De que va todo esto

¿De qué va todo esto? Este blog no pretende ser más que un conjunto inconstante (espero que no incoherente) de opiniones surtidas. Pero recuerda:
"Las opiniones son como el agujero del culo, todos tenemos uno y creemos que el de los demás apesta."

lunes, 12 de noviembre de 2012

Deadwood. El salvaje (y sucio) oeste


      Con el florecimiento de las series de TV “de calidad” era sólo cuestión de tiempo que las cadenas se decidieran a desarrollar tramas de otros géneros distintos del drama y la comedia o de las ficciones biogáfico-históricas, poco tratados habitualmente por las series, como en este caso el Western. Fue la HBO la que se decidió a asumir el riesgo y hacerlo, y lo hizo a lo grande con Deadwood.
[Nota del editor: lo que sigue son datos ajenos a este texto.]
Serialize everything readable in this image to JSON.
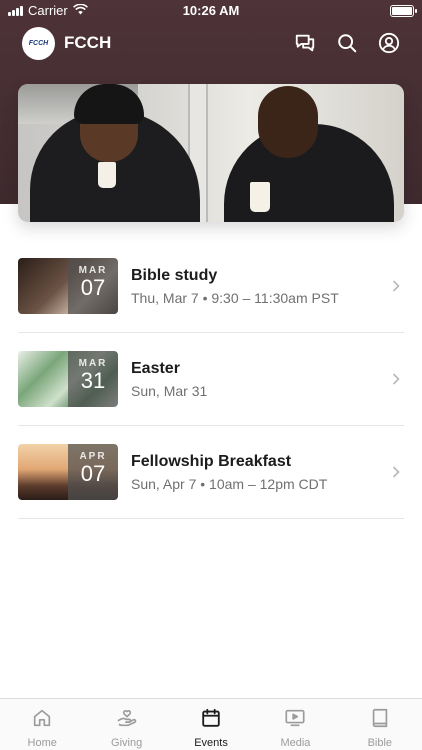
{
  "status_bar": {
    "carrier": "Carrier",
    "time": "10:26 AM"
  },
  "app": {
    "title": "FCCH",
    "logo_text": "FCCH"
  },
  "hero": {
    "image": "photo of two young men holding coffee cups"
  },
  "events": [
    {
      "month": "MAR",
      "day": "07",
      "title": "Bible study",
      "subtitle": "Thu, Mar 7 • 9:30 – 11:30am PST"
    },
    {
      "month": "MAR",
      "day": "31",
      "title": "Easter",
      "subtitle": "Sun, Mar 31"
    },
    {
      "month": "APR",
      "day": "07",
      "title": "Fellowship Breakfast",
      "subtitle": "Sun, Apr 7 • 10am – 12pm CDT"
    }
  ],
  "tabs": [
    {
      "label": "Home",
      "icon": "home-icon"
    },
    {
      "label": "Giving",
      "icon": "giving-icon"
    },
    {
      "label": "Events",
      "icon": "calendar-icon",
      "active": true
    },
    {
      "label": "Media",
      "icon": "media-icon"
    },
    {
      "label": "Bible",
      "icon": "book-icon"
    }
  ],
  "colors": {
    "header": "#4e3338",
    "active_tab": "#1c1c1c",
    "inactive_tab": "#9b9b9b"
  }
}
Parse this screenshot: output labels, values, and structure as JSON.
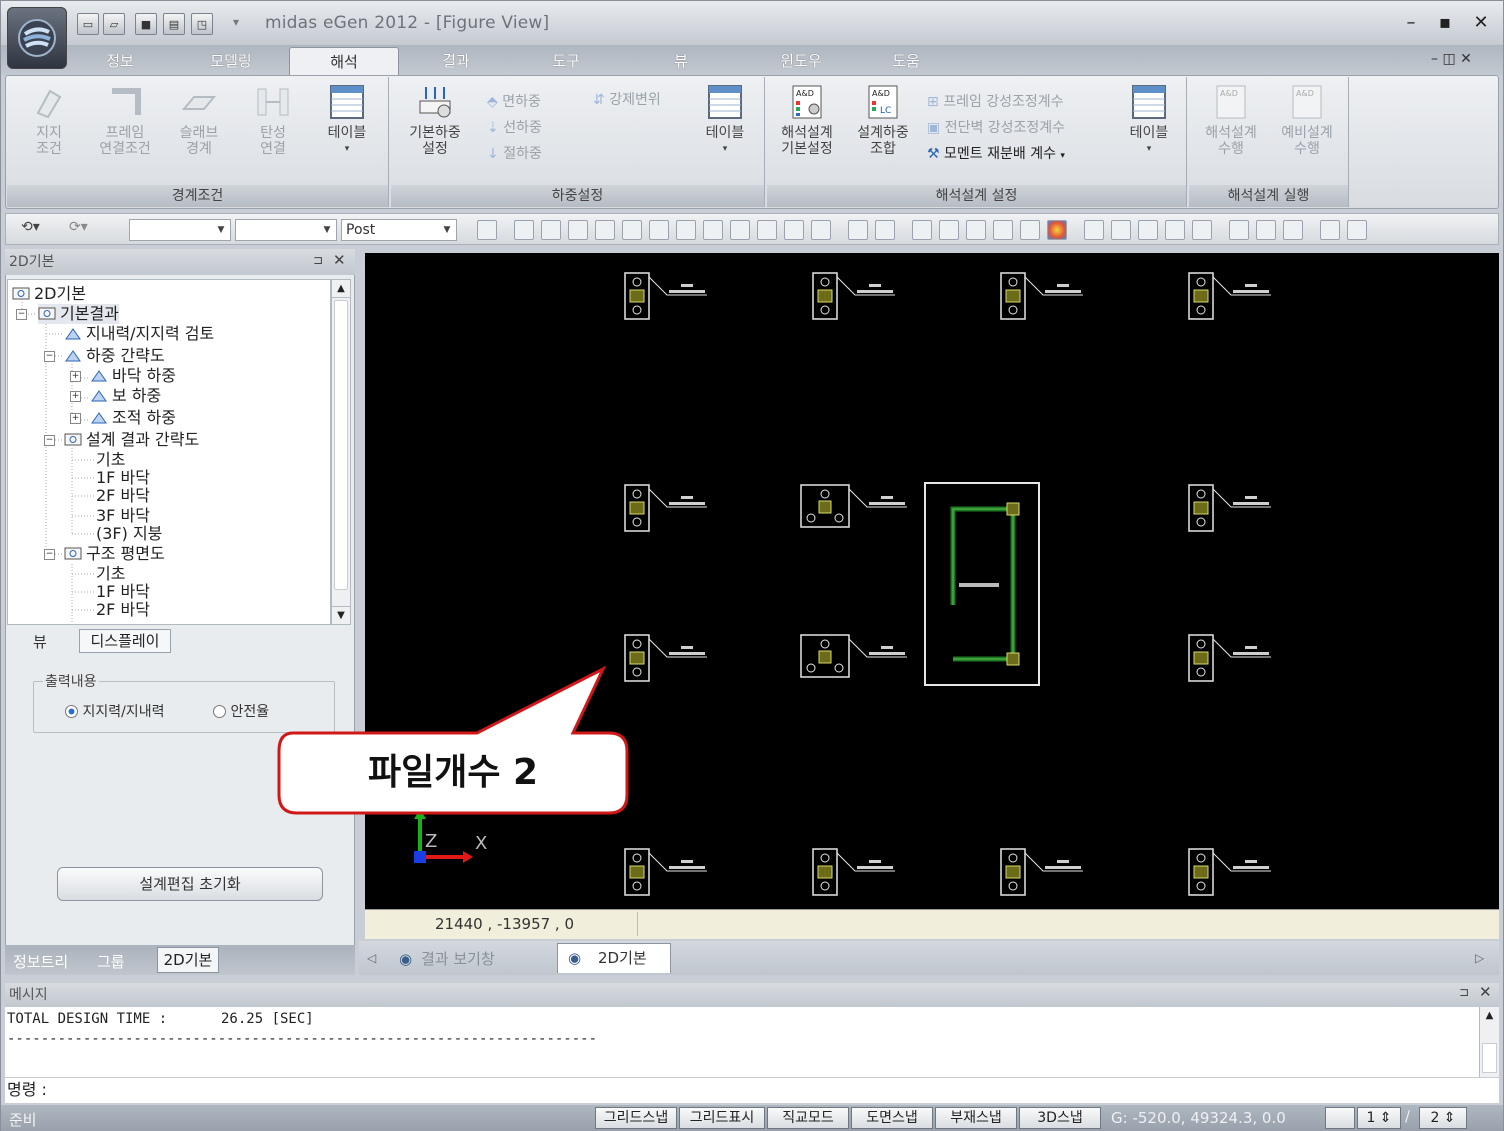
{
  "app": {
    "title": "midas eGen  2012 - [Figure View]"
  },
  "menu_tabs": [
    "정보",
    "모델링",
    "해석",
    "결과",
    "도구",
    "뷰",
    "윈도우",
    "도움"
  ],
  "active_tab": "해석",
  "ribbon": {
    "groups": [
      {
        "label": "경계조건",
        "buttons": [
          {
            "label": "지지\n조건",
            "enabled": false
          },
          {
            "label": "프레임\n연결조건",
            "enabled": false
          },
          {
            "label": "슬래브\n경계",
            "enabled": false
          },
          {
            "label": "탄성\n연결",
            "enabled": false
          },
          {
            "label": "테이블",
            "enabled": true
          }
        ]
      },
      {
        "label": "하중설정",
        "buttons": [
          {
            "label": "기본하중\n설정",
            "enabled": true
          },
          {
            "label": "테이블",
            "enabled": true
          }
        ],
        "small": [
          {
            "label": "면하중",
            "enabled": false
          },
          {
            "label": "선하중",
            "enabled": false
          },
          {
            "label": "절하중",
            "enabled": false
          },
          {
            "label": "강제변위",
            "enabled": false
          }
        ]
      },
      {
        "label": "해석설계 설정",
        "buttons": [
          {
            "label": "해석설계\n기본설정",
            "enabled": true
          },
          {
            "label": "설계하중\n조합",
            "enabled": true
          },
          {
            "label": "테이블",
            "enabled": true
          }
        ],
        "small": [
          {
            "label": "프레임 강성조정계수",
            "enabled": false
          },
          {
            "label": "전단벽 강성조정계수",
            "enabled": false
          },
          {
            "label": "모멘트 재분배 계수",
            "enabled": true
          }
        ]
      },
      {
        "label": "해석설계 실행",
        "buttons": [
          {
            "label": "해석설계\n수행",
            "enabled": false
          },
          {
            "label": "예비설계\n수행",
            "enabled": false
          }
        ]
      }
    ]
  },
  "toolbar": {
    "combo_post": "Post"
  },
  "left_panel": {
    "title": "2D기본",
    "tree": [
      {
        "label": "2D기본",
        "level": 0
      },
      {
        "label": "기본결과",
        "level": 1,
        "expand": "-"
      },
      {
        "label": "지내력/지지력 검토",
        "level": 2
      },
      {
        "label": "하중 간략도",
        "level": 2,
        "expand": "-"
      },
      {
        "label": "바닥 하중",
        "level": 3,
        "expand": "+"
      },
      {
        "label": "보 하중",
        "level": 3,
        "expand": "+"
      },
      {
        "label": "조적 하중",
        "level": 3,
        "expand": "+"
      },
      {
        "label": "설계 결과 간략도",
        "level": 2,
        "expand": "-"
      },
      {
        "label": "기초",
        "level": 3
      },
      {
        "label": "1F 바닥",
        "level": 3
      },
      {
        "label": "2F 바닥",
        "level": 3
      },
      {
        "label": "3F 바닥",
        "level": 3
      },
      {
        "label": "(3F) 지붕",
        "level": 3
      },
      {
        "label": "구조 평면도",
        "level": 2,
        "expand": "-"
      },
      {
        "label": "기초",
        "level": 3
      },
      {
        "label": "1F 바닥",
        "level": 3
      },
      {
        "label": "2F 바닥",
        "level": 3
      }
    ],
    "sub_tabs": [
      "뷰",
      "디스플레이"
    ],
    "output_group_label": "출력내용",
    "radio_options": [
      {
        "label": "지지력/지내력",
        "checked": true
      },
      {
        "label": "안전율",
        "checked": false
      }
    ],
    "reset_button": "설계편집 초기화",
    "bottom_tabs": [
      "정보트리",
      "그룹",
      "2D기본"
    ]
  },
  "canvas": {
    "coord_readout": "21440 , -13957 , 0",
    "axis_z": "Z",
    "axis_x": "X"
  },
  "doc_tabs": [
    "결과 보기창",
    "2D기본"
  ],
  "callout_text": "파일개수 2",
  "message_panel": {
    "title": "메시지",
    "line1_label": "TOTAL DESIGN TIME :",
    "line1_value": "26.25 [SEC]",
    "separator": "-----------------------------------------------------------------------------------------",
    "command_label": "명령 :"
  },
  "status_bar": {
    "ready": "준비",
    "buttons": [
      "그리드스냅",
      "그리드표시",
      "직교모드",
      "도면스냅",
      "부재스냅",
      "3D스냅"
    ],
    "coords": "G: -520.0, 49324.3, 0.0",
    "spin1": "1",
    "spin2": "2"
  },
  "colors": {
    "canvas_bg": "#000000",
    "callout_border": "#d01818",
    "pile_fill": "#6b6b1a",
    "wall_green": "#1e7a1e"
  }
}
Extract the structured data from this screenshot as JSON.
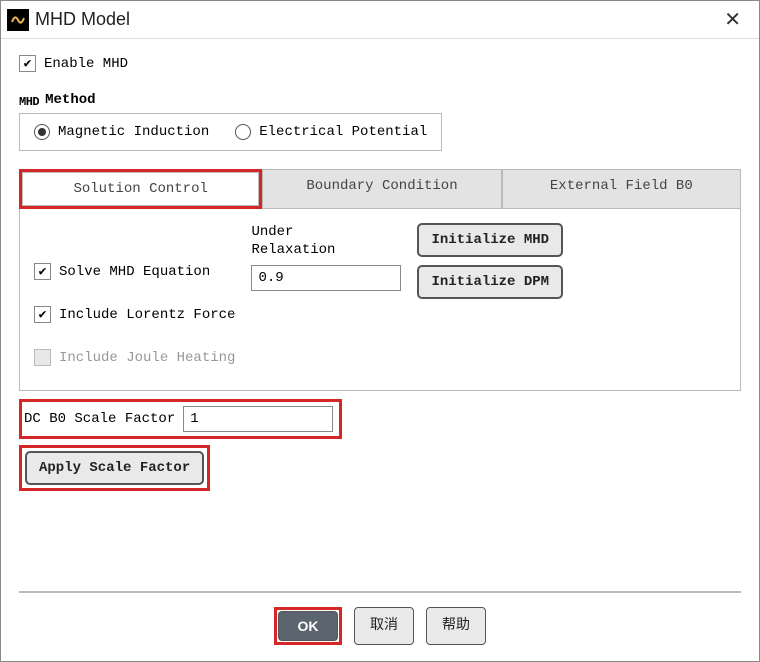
{
  "titlebar": {
    "title": "MHD Model"
  },
  "enable": {
    "label": "Enable MHD",
    "checked": true
  },
  "method": {
    "prefix": "MHD",
    "label": "Method",
    "options": {
      "magnetic_induction": "Magnetic Induction",
      "electrical_potential": "Electrical Potential"
    },
    "selected": "magnetic_induction"
  },
  "tabs": {
    "solution_control": "Solution Control",
    "boundary_condition": "Boundary Condition",
    "external_field": "External Field B0",
    "active": "solution_control"
  },
  "solution_panel": {
    "solve_mhd": {
      "label": "Solve MHD Equation",
      "checked": true
    },
    "include_lorentz": {
      "label": "Include Lorentz Force",
      "checked": true
    },
    "include_joule": {
      "label": "Include Joule Heating",
      "checked": false,
      "disabled": true
    },
    "under_relaxation": {
      "label": "Under\nRelaxation",
      "value": "0.9"
    },
    "initialize_mhd": "Initialize MHD",
    "initialize_dpm": "Initialize DPM"
  },
  "dc_scale": {
    "label": "DC B0 Scale Factor",
    "value": "1",
    "apply_label": "Apply Scale Factor"
  },
  "footer": {
    "ok": "OK",
    "cancel": "取消",
    "help": "帮助"
  }
}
      Deadwood fue (y es) un pueblo real en Dakota del Sur, que empezó siendo en la década de 1870 un asentamiento ilegal en pleno territorio de los Lakota (vamos los indios Sioux de toda la vida), para los mineros que acudían de todas partes del país por la fiebre del oro y acampaban en las montañas cercanas buscando el preciado metal, y que con ellos atraían a toda clase de personajes: tenderos para satisfacer sus necesidades, dueños de saloon también para satisfacer sus necesidades, prostitutas para satisfacer sus otras necesidades, predicadores, barberos/cirujanos, inmigrantes chinos… y toda una caterva de buscavidas, pistoleros,  jugadores, etc.


       En pocas palabaras, una ciudad sin ley al más puro estilo del viejo y salvaje oeste. De hecho, he leído en alguna parte que en sus inicios Deadwood tenía un promedio de una muerte al día por causas violentas, y que se estima que, de su escasa población femenina 9 de cada 10 mujeres eran prostitutas.

      En este lugar es donde se desarrolla la serie, en concreto durante los años 1876-1877, o sea poco después de que se fundara la ciudad, justo cuando la zona estaba a punto de ser anexionada al recién creado Territorio de Dakota, y justo después de que esta anexión se produjera (unos años antes de que finalmente el Territorio pasara a convertirse en un Estado más de la Unión).
      Es decir  la serie tiene un trasfondo histórico muy fuerte, casi podríamos añadirle la coletilla de “basada en hechos reales”, pues mezcla su trama con acontecimientos históricos reales, y de hecho muchos de sus personajes son personajes históricos que realmente existieron: el sheriff Seth Bullock y su socio Sol Star, el cantinero y dueño de un prostíbulo Al Swearengen, el pistolero Wild Bill Hickcok (sí, si, el famoso, el  que murió al recibir un balazo durante una partida de poker en la que llevaba lo que desde entonces se conoce como la mano del muerto: una doble pareja de ases y ochos) y sus camaradas Charlie Utter y Calamity Jean (Juanita Calamidad), Wyatt Earp (que también fue sheriff), E.B. Farnum (dueño del único hotel y luego alcalde), el pistolero Jack “nariz rota” McCall, George Crook (un oficial de caballería famoso por su intervención en las guerras contra los indios) o el que después fuera millonario (se hizo rico con las mimas de oro) y senador George Hearst (el padre del magnate de la prensa William Randolph Hearst, el Ciudadano Kane de Orson Welles).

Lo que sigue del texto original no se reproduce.